The Democratic abortion agenda is wildly unpopular–with their own base

By Jonathon Van Maren

The roar of post-Roe commentary has yet to subside, and abortion activists and Democrats are working hard to make a narrative—any narrative—stick. The leak of the original SCOTUS draft has backfired. Instead of motivating people to action, it instead prepared them for the decision that came. When we finally got Dobbs—a couple of days earlier than most people expected—it surprised nobody. Against the predictions of everyone (including the Justice Department, which warned pro-life groups and churches that violence was likely), the disparate pack of lone wolf domestic terrorists with Jane’s Revenge have perpetrated fewer firebombings before the fall of Roe than after. 

On every media platform and cable network, Democrats are insisting that the pro-life laws in red states are not just wrong, but cruel—specifically, to “people of color” and “poor people.” But as Dr. Charles Camosy recently pointed out, this narrative has some problems—the most prominent of which being that it is garbage: 

Indeed, in 2021 Gallup found that economically vulnerable people of color are significantly more anti-abortion than rich white folks are. For those in households making under $40,000 per year, only 30% want the official position of the Democratic Party: that abortion be legal in all cases. For those in households making over $100,000 per year, those who want unlimited abortion rises to 39%. 

Of economically vulnerable people, 42% want abortion legal only in certain cases, while 50% of those with economic privilege do. But wait for this one: 1 in 4 economically vulnerable people want abortion banned altogether, while only 1 in 10 economically privileged people want the same.  

In addition, in every circumstance in the same Gallup poll, people of color were more anti-abortion than were non-Hispanic whites.
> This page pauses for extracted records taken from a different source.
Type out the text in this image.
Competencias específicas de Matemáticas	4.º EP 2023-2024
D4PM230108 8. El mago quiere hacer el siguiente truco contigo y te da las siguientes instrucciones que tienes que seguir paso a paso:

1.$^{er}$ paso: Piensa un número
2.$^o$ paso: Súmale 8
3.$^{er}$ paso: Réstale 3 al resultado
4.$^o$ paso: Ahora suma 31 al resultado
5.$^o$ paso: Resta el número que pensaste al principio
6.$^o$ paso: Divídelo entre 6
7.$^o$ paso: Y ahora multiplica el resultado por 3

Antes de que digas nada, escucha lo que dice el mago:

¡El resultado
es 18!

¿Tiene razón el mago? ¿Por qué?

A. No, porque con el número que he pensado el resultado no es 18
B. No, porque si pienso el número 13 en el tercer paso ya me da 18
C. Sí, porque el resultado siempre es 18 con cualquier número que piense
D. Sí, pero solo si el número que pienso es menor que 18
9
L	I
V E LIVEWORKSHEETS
The differences were even more stark when asked about whether they identify as pro-life or pro-choice. Economically vulnerable people were +11 percentage points to the pro-life side while economically privileged people were +24 to the pro-choice side. Slightly more people of color identify as pro-life than pro-choice, while the opposite is true for non-Hispanic whites. 

Indeed, most of the data indicates that the average American is socially conservative and fiscally liberal—the mythical “social liberal, fiscal conservative” that is so beloved of libertarian free marketers with political science degrees and electoral ambitions constitutes a mere 15% of voters. In some ways, both parties have misread their bases for some time. Democrats are doubling down hard on the sexual revolution, not realizing that the majority of non-white voters aren’t with them on their feticide and genderbending. The GOP has spent years giving tax breaks to corporations who then lobby against the policies their social conservative voters want. As I’ve noted before, it’s long past time for a realignment.